How to Take Medicare’s Interests Into Account:
Administering the Medicare Set Aside

MSA allocations may be administered by the claimant.
However, stringent guidelines must be followed because
beneficiaries are held to the same standards to which a
professional administrator is held with regard to what may
and may not be paid from the MSA account. In addition, the
same reporting requirements must be met. MSA funds can
only be used to pay for the claimant’s future injury-related
medical expenses that would otherwise be covered by Medicare. This will require that the individual handling the MSA administration have the expertise to be fluent with Medicare allowable medical treatment, specific medical fee schedules, and medical claims administration. In other words, if self-administered, the claimant should have sufficient experience and knowledge in these areas to be able to make reasonable determinations about whether individual medical expense claims are injury related, which expense claims would be covered under Medicare, and the rates at which such bills should be paid.

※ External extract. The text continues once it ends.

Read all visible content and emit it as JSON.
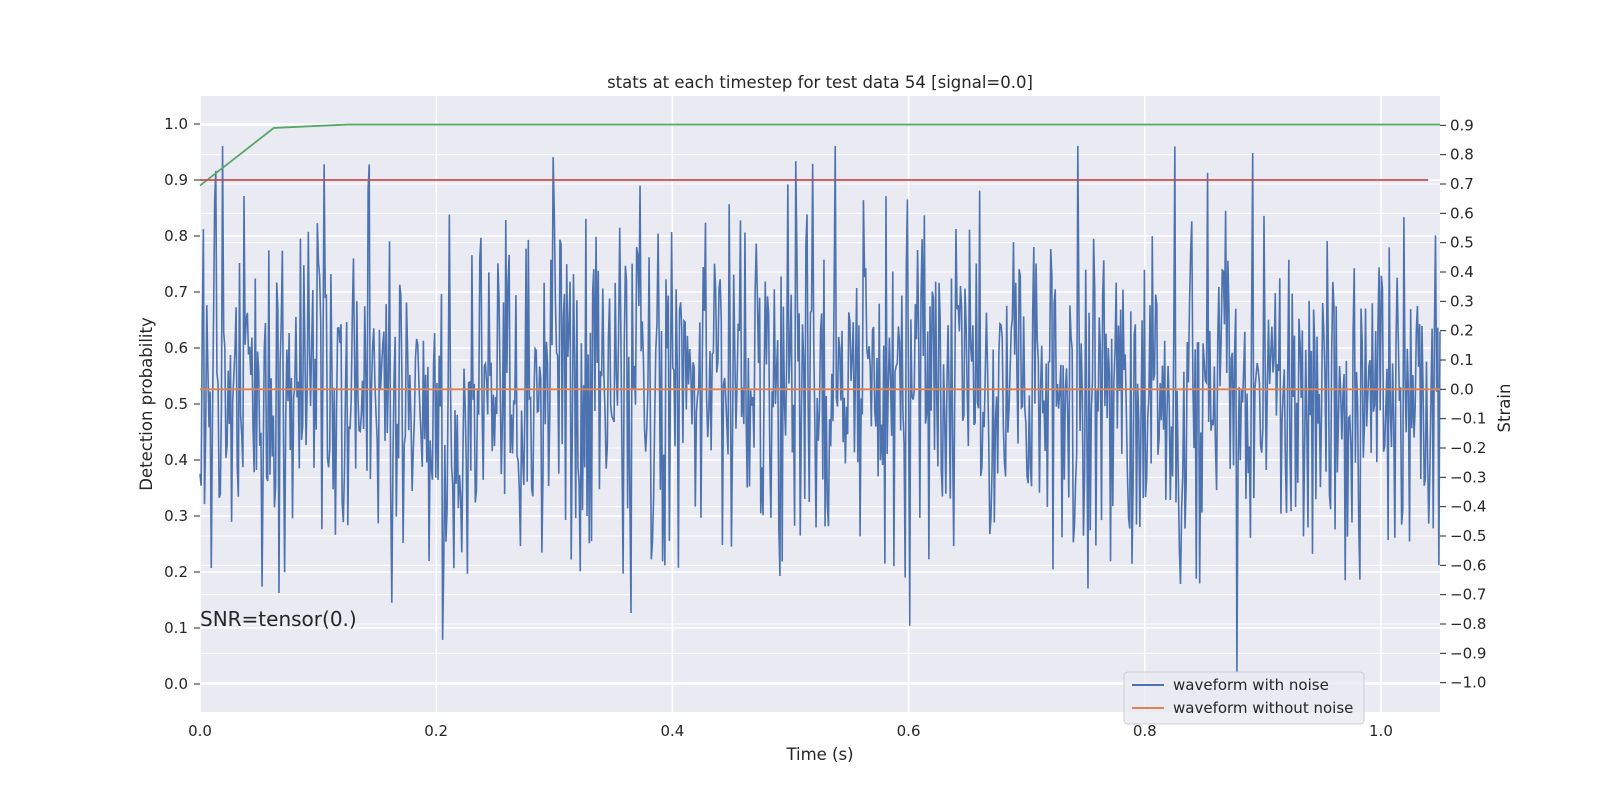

Our Focus: Professional Administration of Medicare Set Aside Accounts

While MSA allocations may be self-administered, the better practice is to use a professional administrator. Indeed, this is clearly the more advisable procedure in situations where the claimant has a guardian or is otherwise unable to manage his or her own funds; the amount of the MSA is significant; or, the medical care is expected to be extensive. With all such accounts administered by the Center, medical providers may send bills for their services directly to us. Our administration experts pay the medical bills in accordance with either the usual or customary fee or the applicable state fee schedule, depending upon which fee schedule the settlement agreement indicates or upon which the allocation was based. We are limited, however, in what may be paid from the MSA account with regard to medical expenses. We can only pay for treatment that Medicare would cover. In addition, the funds must only be used to pay for medical expenses connected with the claimed accident or resulting injury.

Our Administration Experts: Accounting for All Deposits and Expenditures

At least on an annual basis, our administration experts comply with CMS reporting requirements by sending reports to the appropriate Medicare regional office. These reports include an accounting of all expenditures from and deposits made into the fund for that period of time. When the fund is exhausted, our administration experts will also forward a final report to the appropriate Medicare regional office detailing all expenses paid from the fund and all deposits for the life of the fund. Upon approval of the report, our duties as professional administrator end. Should the claimant die before the MSA account is exhausted, the money will revert to his/her estate, to the employer/carrier, per contract, or per state law. In such a case, our administration experts will ensure that after all CMS required payments have been made from the account, the appropriate transfers are made before being released from any further obligations in connection with the MSA.

Medicare’s Payments While Claim is Open
Medicare insists, without question or doubt, that any payments it makes for medical services in an open claim are to be reimbursed as part of the settlement of the claim. There is no controversy about this issue. If the parties are settling a claim, they must ensure any Medicare payments for medical services related to the injury are reimbursed as part of the settlement. If you fail to do this, Medicare will pursue reimbursement from any and all sources, including the attorneys. 7-23-01 CMS Memorandum.
When a Reasonable Expectation of Medicare Eligibility Exists
A reasonable expectation of receiving Medicare within 30 months of settlement exists when the injured party: 1) has applied for Social Security Disability (SSD); 2) has been denied SSD but has, or plans to, re-file or appeal; 3) is older than 62 years and 6 months and will therefore turn age 65 within 30 months; or 4) has End Stage Renal Disease.